Eis a última confidência do poeta, a tomar a si mesmo como interlocutor:
 

     Como afagar a tua testa
     sem tocar na sua cabeça
     antiga e longa, em constante
     repouso, ermo e tristeza? 
     Como aceitar tuas mãos
     sem pegar nos dedos magros
     que se cruzavam no peito
     ou desatavam as amarras
     que prendiam os pés das aves 
     e a ressaca dos cabelos? 

     Alberto, as mãos de Antônio
     não tinham rugas nem pêlos.

     Teus olhos estão nos olhos
     do velho, a boca na sua, 
     aquela mesma inocência, 
     o mesmo amor pelos trastes, 
     o mesmo corpo recurvo,
     o mesmo queixo de quarto-
     crescente, a mesma certeza
     do gado a mugir no pasto.

     Ah, velho! ah, menino! nasce
     de um rosto a carne do outro.

          Desconhecemos, na moderna poesia brasileira, uma elegias  tão carregada de emoção, tão pateticamente bela quanto essa criação impecável.
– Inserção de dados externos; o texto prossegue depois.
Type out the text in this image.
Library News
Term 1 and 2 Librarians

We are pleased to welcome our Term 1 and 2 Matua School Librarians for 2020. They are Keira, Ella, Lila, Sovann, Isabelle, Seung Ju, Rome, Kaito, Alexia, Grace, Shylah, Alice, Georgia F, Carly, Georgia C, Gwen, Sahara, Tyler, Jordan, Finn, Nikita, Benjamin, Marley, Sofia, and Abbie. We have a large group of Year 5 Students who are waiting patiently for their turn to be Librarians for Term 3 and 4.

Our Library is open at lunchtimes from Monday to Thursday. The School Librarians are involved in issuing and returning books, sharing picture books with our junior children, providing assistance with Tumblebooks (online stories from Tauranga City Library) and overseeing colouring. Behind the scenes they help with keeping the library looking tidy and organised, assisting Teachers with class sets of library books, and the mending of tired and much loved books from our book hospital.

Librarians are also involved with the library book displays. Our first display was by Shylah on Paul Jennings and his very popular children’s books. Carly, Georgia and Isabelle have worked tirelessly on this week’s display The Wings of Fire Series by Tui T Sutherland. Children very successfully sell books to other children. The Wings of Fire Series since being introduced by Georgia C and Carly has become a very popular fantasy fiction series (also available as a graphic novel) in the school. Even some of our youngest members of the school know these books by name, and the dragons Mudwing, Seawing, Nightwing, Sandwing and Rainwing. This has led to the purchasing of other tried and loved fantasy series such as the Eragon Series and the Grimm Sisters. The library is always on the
Não se trata, todavia, de um desabafo, de um desbordamento temperamental. A consumada técnica do artista mantém, de ponta a ponta, a torrente de fervor prisioneira de uma construção que, posto rigorosa, ostenta a flexibilidade e o eslance de um animal jovem. A tessitura das rimas internas, os finos acordes das toantes, a sutil orquestração verbal, o primoroso domínio do metro curto, bem como da linha polimétrica, todas essas qualidades virtuosísticas patenteiam-se na fatura modelar de “As Cousas Simples”. O livro inteiro, aliás, penetra-se de um apuro formal raro. O poeta enfrenta galhardamente o desafio da composição sem um único revés. 

          Só há motivos para louvar-se a inclusão em O Tecelão dos magníficos trabalhos já enfeixados, em 1953, na coletânea O Parque e Outros Poemas, de tiragem limitada, pois, assim, é proporcionada ao leitor nova oportunidade de fruir a beleza de produções como “Elegia”, o magistral “O Aborto” e “O Pátio das Memórias”. 

          Os amantes do soneto canônico ou do soneto livre encontrarão, igualmente, em O Tecelão, memoráveis realizações do quilate dos sonetos “Voltada sobre o pano a moça borda” e “Cerâmica e tear as mãos trabalham”, “Vera canta” e “Soneto de Natal”.